Another, House Joint Resolution 1092, died in the state Senate on the final day of session just a day after seeing a resurrection vote in the House.
“That resolution was so important to the people of Oklahoma,” McBride said. “To think we went an entire session – the first full session after the terrible storms of 2013 – without any legislation to protect our children from severe storms while at school is absolutely unacceptable to me. It’s a shame to me that special interest groups put anything ahead of our children’s safety, but they did and the first House vote and the state Senate vote reflected that.
“The failure of HJR 1092 was very disappointing to me. But I plan on keeping the focus on our school kid’s safety moving forward, especially via the Shelter Oklahoma Schools initiative. With HJR 1092 not moving to the ballot this fall, the only way Oklahomans will be able to voice their support for school shelter construction is by supporting non-profit ventures such as this.

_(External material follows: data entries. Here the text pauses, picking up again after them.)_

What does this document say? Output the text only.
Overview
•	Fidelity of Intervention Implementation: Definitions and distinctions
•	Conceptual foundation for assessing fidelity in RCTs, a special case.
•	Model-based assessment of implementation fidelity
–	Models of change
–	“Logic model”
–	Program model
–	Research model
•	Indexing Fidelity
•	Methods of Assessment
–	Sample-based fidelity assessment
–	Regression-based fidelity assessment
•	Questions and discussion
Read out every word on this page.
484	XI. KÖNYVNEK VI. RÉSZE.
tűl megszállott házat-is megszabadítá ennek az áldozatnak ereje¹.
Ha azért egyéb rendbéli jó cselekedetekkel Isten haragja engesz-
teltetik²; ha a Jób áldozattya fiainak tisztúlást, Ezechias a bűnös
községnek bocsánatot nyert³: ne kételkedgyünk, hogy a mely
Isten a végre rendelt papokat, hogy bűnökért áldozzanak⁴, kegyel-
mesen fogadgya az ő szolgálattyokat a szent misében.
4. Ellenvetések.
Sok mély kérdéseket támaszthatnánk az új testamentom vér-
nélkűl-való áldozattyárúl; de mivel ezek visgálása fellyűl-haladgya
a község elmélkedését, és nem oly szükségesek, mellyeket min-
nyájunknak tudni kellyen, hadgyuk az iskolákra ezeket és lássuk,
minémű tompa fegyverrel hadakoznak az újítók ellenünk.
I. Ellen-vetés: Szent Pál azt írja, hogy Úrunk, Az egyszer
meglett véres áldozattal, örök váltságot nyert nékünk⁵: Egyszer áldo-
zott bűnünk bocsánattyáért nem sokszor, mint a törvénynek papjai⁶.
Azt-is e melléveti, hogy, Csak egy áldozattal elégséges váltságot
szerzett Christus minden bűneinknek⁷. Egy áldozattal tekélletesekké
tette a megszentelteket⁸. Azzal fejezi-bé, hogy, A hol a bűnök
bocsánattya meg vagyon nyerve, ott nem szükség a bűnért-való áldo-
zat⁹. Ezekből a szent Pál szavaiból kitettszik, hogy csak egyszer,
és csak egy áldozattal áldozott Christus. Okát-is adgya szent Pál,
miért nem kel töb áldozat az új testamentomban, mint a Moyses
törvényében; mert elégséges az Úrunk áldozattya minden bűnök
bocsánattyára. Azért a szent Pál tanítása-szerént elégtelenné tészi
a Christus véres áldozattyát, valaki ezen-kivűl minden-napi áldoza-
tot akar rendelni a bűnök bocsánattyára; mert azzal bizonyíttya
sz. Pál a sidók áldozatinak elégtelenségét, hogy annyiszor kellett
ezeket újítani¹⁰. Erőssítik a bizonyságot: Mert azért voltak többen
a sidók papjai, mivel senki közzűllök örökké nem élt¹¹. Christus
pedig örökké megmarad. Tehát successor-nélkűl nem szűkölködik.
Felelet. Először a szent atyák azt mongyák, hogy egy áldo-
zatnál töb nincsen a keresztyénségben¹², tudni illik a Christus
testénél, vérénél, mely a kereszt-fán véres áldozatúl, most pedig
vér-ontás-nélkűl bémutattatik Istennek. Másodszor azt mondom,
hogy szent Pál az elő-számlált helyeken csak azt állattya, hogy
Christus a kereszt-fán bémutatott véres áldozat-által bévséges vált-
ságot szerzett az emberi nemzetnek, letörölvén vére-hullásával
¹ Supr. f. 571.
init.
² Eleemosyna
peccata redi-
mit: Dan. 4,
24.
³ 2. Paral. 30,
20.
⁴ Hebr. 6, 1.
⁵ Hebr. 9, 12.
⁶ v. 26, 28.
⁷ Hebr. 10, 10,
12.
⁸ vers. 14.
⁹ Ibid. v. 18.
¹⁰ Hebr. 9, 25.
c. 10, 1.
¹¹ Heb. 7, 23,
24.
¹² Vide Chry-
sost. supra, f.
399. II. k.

Because of that, I will continue to support Shelter Oklahoma Schools this year until I can file new legislation for the 2015 session that will help to protect our children.”
Other measures either authored or co-authored by McBride that did not survive the legislative process were House 2312 (providing immunity for risk assessment by professionals after storms), House Bill 3394 and Senate Bill 2071 (making looting in disaster areas a felony) and Senate Bill 1768 (allowing for school districts to set an Aug. 1-April 30 school year).
“Many of the bills I authored or co-authored this session dealt with the safety and security of our children and communities in the wake of severe storms,” McBride said. “While I am pleased about the legislation I helped pass, some of the measures that failed absolutely should not have gone down. And because they did, our fellow citizens will now have to go another year without getting help when it comes to student safety and security, accurate volunteer damage assessment and harsher punishment of looters in the wake of severe storms. That is all very unfortunate, but I want Oklahomans across the state to know I will continue to fight for these issues in the future.”